Raised on a farm in a Norwegian community of North Dakota, Bonnie’s formative years were spent speaking both English and Norwegian, doing various chores around the farm, and developing her lifelong love for learning in a one-room country schoolhouse.
“The first eight grades shared one room and one teacher,” she recalls, “So the older children taught the younger chldren – we were all responsible for each other. “
Despite her schoolhouse origins, Bonnie eventually made it to the many-roomed Concordia University in Minnesota, where she majored in music performance – the culmination of 15 years of dedication to the piano. It was also at Concordia where Bonnie met John Snortum, the soon-to-be Claremont McKenna College psychology professor and her soon-to-be husband. The pair married shortly after their graduation; while John pursued psychology, Bonnie served as the organist and choir director for a church, gave piano lessons, became the musical accompanist at the university, and performed in a chamber music ensemble.
With John’s 1967 employment as a CMC psychology professor, Bonnie was first introduced to the Claremont McKenna community as a faculty wife. She later established herself around campus as an accomplished pianist with the performances of her chamber music ensemble at the Athenaeum once in 1986 and twice in 1987.
However, it wasn’t until 1989 that Bonnie’s role in the Marian Miner Cook Athenaeum became more than that of performer. With the passing of her husband, who died of cancer in 1988 at age 53, Bonnie sought a way to assist the school that had so recently provided both employment and community for her husband. Taking on the position of assistant to then-Athenaeum director Jil Stark, Bonnie began the career that would eventually come to both define the culture of the Athenaeum and provide a wider emphasis on substantive learning in the CMC community.
Now, as Ath director, Bonnie’s greatest joy is the ability to expose CMC students (and herself) to a uniquely diverse education through the speakers and performers she brings to the Athenaeum.
“I have a strong feeling that we should be a place for ideas,” she remarks, “And that we should never be afraid of ideas.” She continues: “With new ideas you have the opportunity to learn something that will help you understand the world, and look at the world in a more circumspect way.”
For Bonnie, the Athenaeum has never been a forum for presenting polarizing viewpoints or emphasizing her own opinion.

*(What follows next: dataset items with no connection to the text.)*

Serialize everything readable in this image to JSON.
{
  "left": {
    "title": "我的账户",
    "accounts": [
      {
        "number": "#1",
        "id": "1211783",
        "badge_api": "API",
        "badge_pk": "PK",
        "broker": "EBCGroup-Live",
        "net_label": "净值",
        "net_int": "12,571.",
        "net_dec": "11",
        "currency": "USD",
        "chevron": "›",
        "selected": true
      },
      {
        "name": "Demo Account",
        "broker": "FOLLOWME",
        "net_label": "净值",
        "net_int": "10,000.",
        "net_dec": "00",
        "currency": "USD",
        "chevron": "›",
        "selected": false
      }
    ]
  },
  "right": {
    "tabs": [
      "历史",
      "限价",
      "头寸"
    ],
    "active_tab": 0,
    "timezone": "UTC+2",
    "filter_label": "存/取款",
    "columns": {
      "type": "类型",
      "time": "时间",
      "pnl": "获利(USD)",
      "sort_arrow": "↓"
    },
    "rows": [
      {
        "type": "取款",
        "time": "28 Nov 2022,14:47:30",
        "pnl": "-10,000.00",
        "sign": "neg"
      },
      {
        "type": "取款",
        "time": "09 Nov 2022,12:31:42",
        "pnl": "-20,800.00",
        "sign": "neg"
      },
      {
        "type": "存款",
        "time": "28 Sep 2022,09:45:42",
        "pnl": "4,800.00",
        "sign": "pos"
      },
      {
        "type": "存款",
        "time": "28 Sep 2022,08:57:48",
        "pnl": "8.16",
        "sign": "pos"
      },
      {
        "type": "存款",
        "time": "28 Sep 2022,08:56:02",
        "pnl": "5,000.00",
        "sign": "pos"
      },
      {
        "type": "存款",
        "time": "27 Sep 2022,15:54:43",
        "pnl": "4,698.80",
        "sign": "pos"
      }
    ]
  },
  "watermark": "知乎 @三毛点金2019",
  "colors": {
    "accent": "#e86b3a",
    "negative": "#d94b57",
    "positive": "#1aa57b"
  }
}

That, she asserts, would be an utter misuse of the Athenaeum platform.
“It can be very unproductive – to polarize people,” she says. “In doing so, people are made to determine whether they’re on one side or the other.” But the reality of any topic or controversy seems to be that the conflicting ideas surrounding it are never dichotomous, which makes Bonnie’s insistence on being “receptive to hearing all ideas” some of the most valuable advice any student can receive.
When asked about her experiences with celebrity speakers, Bonnie waves away the question, noting simply that “it does not do well to be too much in awe of celebrity.”
“In other words,” she continues, “Interesting people do interesting things, but they’re real people, so you can relate to them in a very honest, real way.”
She admits to eliminating certain potential speakers from consideration regardless of the extent of their celebrity in order to preserve the culture of intellectual curiosity at the Ath. Though a famous speaker might make for a popular talk, Bonnie insists that “you don’t judge success by the size of the crowd.” “That’s not the goal, to bring in lots of people,” she says, “My concern is to keep the intellectual integrity of what we do – celebrity is fine, but there has to be substance to it.”